Taylor was the first overall selection by the New York Yankees in the 1991 draft.  He was a can’t miss pick out of high school in North Carolina.  Yet, Taylor never sniffed a big league mound after he was injured in a fight, tearing his labrum.  He primed to be the next Doc Gooden, striking out 203 batters in 84 innings and sending high school hitters gleefully back to the bench after standing in against his 98 MPH heater.  They wanted no part of him.  Yes, the argument can be made that the fight didn’t necessarily mean the Yankees made a bad pick, but the same cannot be said about the Astros in 2013 when they selected Appel, a righty out of Stanford.

Appel was supposed to be a cornerstone of the Astros future rotation, but after floundering in the minor leagues for three years, he was traded to the Phillies.  In February of 2018, Appel retired from baseball. What made the Appel selection doubly tough for the Astros to swallow, was knowing that they passed on Kris Bryant, who was selected second in the draft by the Chicago Cubs.  Oops.

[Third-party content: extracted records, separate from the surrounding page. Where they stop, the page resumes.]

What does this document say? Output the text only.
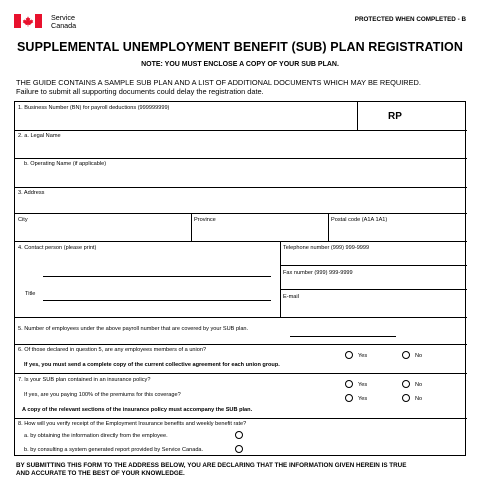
Service
Canada
PROTECTED WHEN COMPLETED - B
SUPPLEMENTAL UNEMPLOYMENT BENEFIT (SUB) PLAN REGISTRATION
NOTE: YOU MUST ENCLOSE A COPY OF YOUR SUB PLAN.
THE GUIDE CONTAINS A SAMPLE SUB PLAN AND A LIST OF ADDITIONAL DOCUMENTS WHICH MAY BE REQUIRED.
Failure to submit all supporting documents could delay the registration date.
1. Business Number (BN) for payroll deductions (999999999)
RP
2. a. Legal Name
b. Operating Name (if applicable)
3. Address
City	Province	Postal code (A1A 1A1)
4. Contact person (please print)
Title
Telephone number (999) 999-9999
Fax number (999) 999-9999
E-mail
5. Number of employees under the above payroll number that are covered by your SUB plan.
6. Of those declared in question 5, are any employees members of a union?
If yes, you must send a complete copy of the current collective agreement for each union group.
Yes	No
7. Is your SUB plan contained in an insurance policy?
Yes	No
If yes, are you paying 100% of the premiums for this coverage?
Yes	No
A copy of the relevant sections of the insurance policy must accompany the SUB plan.
8. How will you verify receipt of the Employment Insurance benefits and weekly benefit rate?
a. by obtaining the information directly from the employee.
b. by consulting a system generated report provided by Service Canada.
BY SUBMITTING THIS FORM TO THE ADDRESS BELOW, YOU ARE DECLARING THAT THE INFORMATION GIVEN HEREIN IS TRUE
AND ACCURATE TO THE BEST OF YOUR KNOWLEDGE.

Casey Mize is dominating the minor leagues. (Photo: MILB.com)

The number one pick can change the course of a franchise.  Price is a good example of that, helping lead the Rays to three post season appearances in four years.

Gerrit Cole has also gone from being the top overall selection into an ace-type pitcher in the major leagues.   But a look at the history of pitchers taken number one overall also includes names like Tim Belcher, Andy Benes, Kris Benson and Luke Hochevar.  A solid list, but far from franchising-changing names.

That brings us back to Mize.  It’s difficult to predict what his major league future will look like, but if early results are an indication of things to come, the Tigers got it right by selected him with the top pick last year.

There is always inherent risk with any draft pick, but those that saw Mize pitch as amateur at Auburn firmly believed he had the goods to pitch in the big league rotation last year.  The Tigers, of course, were too smart to allow that to happen.  Even as poor as the product was at Comerica Park last year, they were in no way going to be enticed into throwing Mize into the fire before they felt he was ready. Now, as he blows through Double-A, that time may be nearing.

The Tigers brought Justin Verlander to the big leagues at the age of 22.  Joel Zumaya was only 21 when he debuted and Rick Porcello arrived as a 20-year-old.  The 22-year-old Mize probably won’t need much more seasoning.

Mize has always had a reputation of being well prepared.  His manager at Double-A, Mike Rabelo, raves about his maturity.  He should be able to spot maturity.  Rabelo was a catcher on the Tigers 2007 team that featured Verlander, Zumaya and Andrew Miller, all youngsters at the beginning of their major league journeys.

As a comparison, Verlander made only 22 starts in the minor leagues before he was summoned to the big leagues for good.  Porcello made 24 starts.  Right now, Mize has made 15 minor league starts.  His time is coming, and it might be soon.